Our objective is to automatically tag each line of a given source code, in such a manner that the line matches it’s associated named entity. To achieve this, we used:

(1) Entity Discovery,

(2) Entity Profile Construction

(3) Entity Linking.

5.1 Entity Discovery

We extracted 20 entities from TutorialsPoint, and then applied this scheme to extract more. So, what we did was for each entity which appears in title of question, we extracted those questions. Then divided this data into 80% and 20%. For the 80% data, we did POS tagging of questions, and then used those patterns which have a minimum support of 0.1 (normalized). For each pattern we saw if it existed in 20% of data, and if yes we added it in vector. Now, we sorted all the generated patterns from maximum to minimum, and then took 5 first distinct entities. After discovering 5 entities from a pattern, we stopped to remove redundancy and avoid not so useful entities.

Consider example: For array, the most frequent pattern was NN IN DT ENTITY IN NNS where ENTITY is the placeholder for array. As an example, the SO title, ”How to determine type of object/NN in/IN an/DT array/ENTITY of/IN objects/NNS” has this frequent pattern. Same pattern appears in another title, ”Get an array of int/NN from/IN a/DT string/ENTITY of/IN numbers/NNS”. So we gather that both array and string have the same PoS sequence. This is how we discovered other entities.

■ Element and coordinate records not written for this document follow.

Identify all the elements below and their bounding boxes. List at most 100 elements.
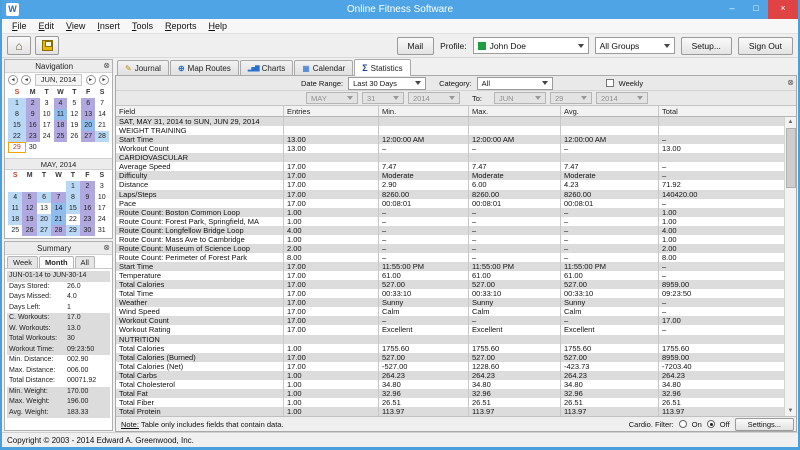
calendar-day[interactable]: 22 — [66, 214, 80, 225]
minimize-button[interactable]: – — [720, 0, 744, 19]
category-select[interactable]: All — [476, 76, 553, 90]
calendar-day[interactable]: 4 — [8, 192, 23, 203]
calendar-day[interactable]: 9 — [25, 109, 40, 120]
calendar-day[interactable]: 24 — [95, 214, 109, 225]
panel-close-icon[interactable]: ⊗ — [103, 62, 110, 70]
menu-view[interactable]: View — [60, 21, 91, 31]
calendar-day[interactable]: 11 — [53, 109, 68, 120]
calendar-day[interactable]: 14 — [51, 203, 66, 214]
calendar-day[interactable]: 14 — [95, 109, 109, 120]
calendar-day[interactable]: 26 — [67, 131, 81, 142]
calendar-day[interactable]: 5 — [22, 192, 37, 203]
calendar-day[interactable]: 19 — [67, 120, 81, 131]
calendar-day[interactable]: 23 — [25, 131, 40, 142]
calendar-day[interactable]: 2 — [25, 98, 40, 109]
to-day-select[interactable]: 29 — [550, 92, 593, 104]
calendar-day[interactable]: 8 — [8, 109, 26, 120]
calendar-day[interactable]: 7 — [95, 98, 109, 109]
calendar-day[interactable]: 10 — [95, 192, 109, 203]
panel-close-icon[interactable]: ⊗ — [103, 244, 110, 252]
mail-button[interactable]: Mail — [396, 36, 435, 55]
tab-calendar[interactable]: ▦ Calendar — [294, 60, 354, 76]
calendar-day[interactable]: 29 — [65, 225, 81, 236]
summary-tab-all[interactable]: All — [74, 256, 95, 268]
calendar-day[interactable]: 17 — [95, 203, 109, 214]
maximize-button[interactable]: □ — [744, 0, 768, 19]
calendar-day[interactable]: 26 — [22, 225, 37, 236]
calendar-day[interactable]: 25 — [8, 225, 22, 236]
calendar-day[interactable]: 3 — [40, 98, 54, 109]
calendar-day[interactable]: 25 — [53, 131, 68, 142]
summary-tab-month[interactable]: Month — [39, 256, 74, 268]
calendar-day[interactable]: 19 — [22, 214, 37, 225]
cardio-on-radio[interactable] — [678, 420, 687, 428]
vertical-scrollbar[interactable]: ▲ ▼ — [784, 117, 796, 416]
scroll-up-icon[interactable]: ▲ — [788, 117, 794, 127]
calendar-day[interactable]: 16 — [80, 203, 95, 214]
signout-button[interactable]: Sign Out — [737, 36, 793, 55]
setup-button[interactable]: Setup... — [680, 36, 732, 55]
calendar-day[interactable]: 24 — [40, 131, 54, 142]
summary-tab-week[interactable]: Week — [7, 256, 39, 268]
calendar-day[interactable]: 29 — [8, 142, 26, 153]
cardio-off-radio[interactable] — [706, 420, 715, 428]
calendar-day[interactable]: 13 — [37, 203, 51, 214]
calendar-day[interactable]: 18 — [53, 120, 68, 131]
menu-reports[interactable]: Reports — [159, 21, 203, 31]
weekly-checkbox[interactable] — [605, 79, 614, 87]
prev-month-icon[interactable]: ◄ — [21, 75, 32, 85]
scrollbar-thumb[interactable] — [785, 128, 796, 188]
calendar-day[interactable]: 4 — [53, 98, 68, 109]
to-month-select[interactable]: JUN — [494, 92, 547, 104]
calendar-day[interactable]: 1 — [8, 98, 26, 109]
calendar-day[interactable]: 28 — [51, 225, 66, 236]
profile-select[interactable]: John Doe — [472, 37, 589, 54]
calendar-day[interactable]: 17 — [40, 120, 54, 131]
calendar-day[interactable]: 12 — [67, 109, 81, 120]
prev-year-icon[interactable]: ◄ — [8, 75, 18, 85]
menu-help[interactable]: Help — [202, 21, 233, 31]
calendar-day[interactable]: 16 — [25, 120, 40, 131]
scroll-down-icon[interactable]: ▼ — [788, 406, 794, 416]
save-button[interactable] — [35, 36, 59, 55]
from-day-select[interactable]: 31 — [362, 92, 404, 104]
close-button[interactable]: × — [768, 0, 798, 19]
from-month-select[interactable]: MAY — [306, 92, 358, 104]
groups-select[interactable]: All Groups — [594, 37, 675, 54]
calendar-day[interactable]: 15 — [8, 120, 26, 131]
calendar-day[interactable]: 18 — [8, 214, 23, 225]
calendar-day[interactable]: 23 — [80, 214, 95, 225]
next-year-icon[interactable]: ► — [99, 75, 109, 85]
menu-edit[interactable]: Edit — [33, 21, 61, 31]
calendar-day[interactable]: 28 — [95, 131, 109, 142]
calendar-day[interactable]: 2 — [80, 181, 95, 192]
tab-statistics[interactable]: Σ Statistics — [354, 59, 411, 76]
calendar-day[interactable]: 12 — [22, 203, 37, 214]
calendar-day[interactable]: 30 — [80, 225, 95, 236]
calendar-day[interactable]: 21 — [51, 214, 66, 225]
calendar-day[interactable]: 10 — [40, 109, 54, 120]
menu-tools[interactable]: Tools — [126, 21, 159, 31]
calendar-day[interactable]: 9 — [80, 192, 95, 203]
calendar-day[interactable]: 7 — [51, 192, 66, 203]
calendar-day[interactable]: 5 — [67, 98, 81, 109]
tab-charts[interactable]: ▂▅▇ Charts — [239, 60, 294, 76]
settings-button[interactable]: Settings... — [734, 417, 794, 431]
calendar-day[interactable]: 31 — [95, 225, 109, 236]
calendar-day[interactable]: 6 — [81, 98, 96, 109]
calendar-day[interactable]: 20 — [81, 120, 96, 131]
calendar-day[interactable]: 6 — [36, 192, 52, 203]
tab-map-routes[interactable]: ⊕ Map Routes — [169, 60, 239, 76]
calendar-day[interactable]: 8 — [65, 192, 81, 203]
date-range-select[interactable]: Last 30 Days — [348, 76, 427, 90]
calendar-day[interactable]: 30 — [26, 142, 40, 153]
calendar-day[interactable]: 3 — [95, 181, 109, 192]
calendar-day[interactable]: 11 — [8, 203, 23, 214]
calendar-day[interactable]: 20 — [36, 214, 52, 225]
calendar-day[interactable]: 15 — [65, 203, 81, 214]
calendar-day[interactable]: 13 — [81, 109, 96, 120]
home-button[interactable]: ⌂ — [7, 36, 31, 55]
tab-journal[interactable]: ✎ Journal — [117, 60, 169, 76]
to-year-select[interactable]: 2014 — [596, 92, 649, 104]
panel-close-icon[interactable]: ⊗ — [787, 79, 794, 87]
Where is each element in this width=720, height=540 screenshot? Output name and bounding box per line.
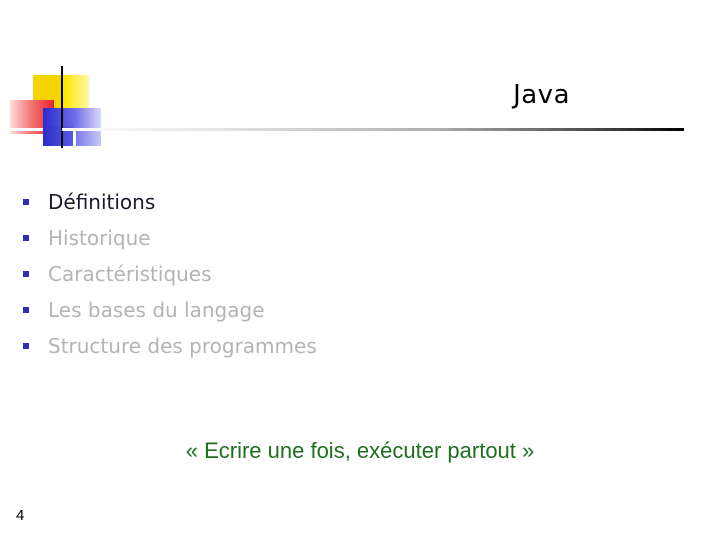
square-bullet-icon — [23, 343, 29, 349]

We could extract 2000( 200 of which are useful ) more useful entities after this.

5.2 Entity Profile Construction

In this step, we create a profile for each entity that we had discovered, by matching them to their respective syntactical patters.

If we are interested in the entity “conditional”, so “condition” would have syntactical structure composed of a few tokens, now this structure would be repeated across multiple codes which would be attached to the keyword “conditional”.

So we want to discover these patterns in source code that are associated with specific entities (like array or conditional). For array we see that it can be best matched with, [ ], whereas conditional could be best matched with, if ( ).

We need to identify the most appropriate n-grams that represent a specific entity from dataset. So we use the TF-IDF over n-grams to identify the syntactic patterns that are most associated with a given entity. To compute term frequency tf (t,g) of an n-gram g, we use the SO posts containing the entity name in title (Table 5.1). For IDF computation, we use all SO posts. Thus, we use the TF-IDF weight = tf (t, g) x log |D|/ df(g) , where |D|- the total number of posts in SO and df(g) is the number of such posts containing the n-gram, g. Table 5.2 shows the results of these steps for a few entities.

5.3 Results for Entity Profile Construction

[TABLE]

5.4 Entity Linking

In this step, we annotate every line of a given source code, by the entity names that appear in that line.

Every line of code is cleaned by removing user defined terms, to just focus on programming keywords. After the line is read and cleaned, we start with treating each term being a uni-gram and then switch to bi-grams, tri-grams, and so on, until all the n-grams are covered.

We used Entity-Profile created as once n-grams are created of a line, we match those with the syntactical patterns of that entity (from Entity-Profile created) and determine if they match.

Once an entity has been determined for a line of code, we annotates that line with the entity name as a comment. This further helps in searching within a source code by using regular keywords. A given line can have multiple entities, however we need to mark the most relevant one. Therefore to keep it concise, we have annotated no more than four entities per line.

5.5 Results of Entity Linking

Fig: Annotated Code after Step 3

5.6 Performing Search

We used Apache Lucene for this. Lucene takes all the documents, splits them into words, and then builds an index for each word. The index contains word id, number of docs where the word is present, and the position of the word in those documents. So when given a single word query, it just searches the index and returns the result. For multi-word query just take the intersection of the set of files where the words are present.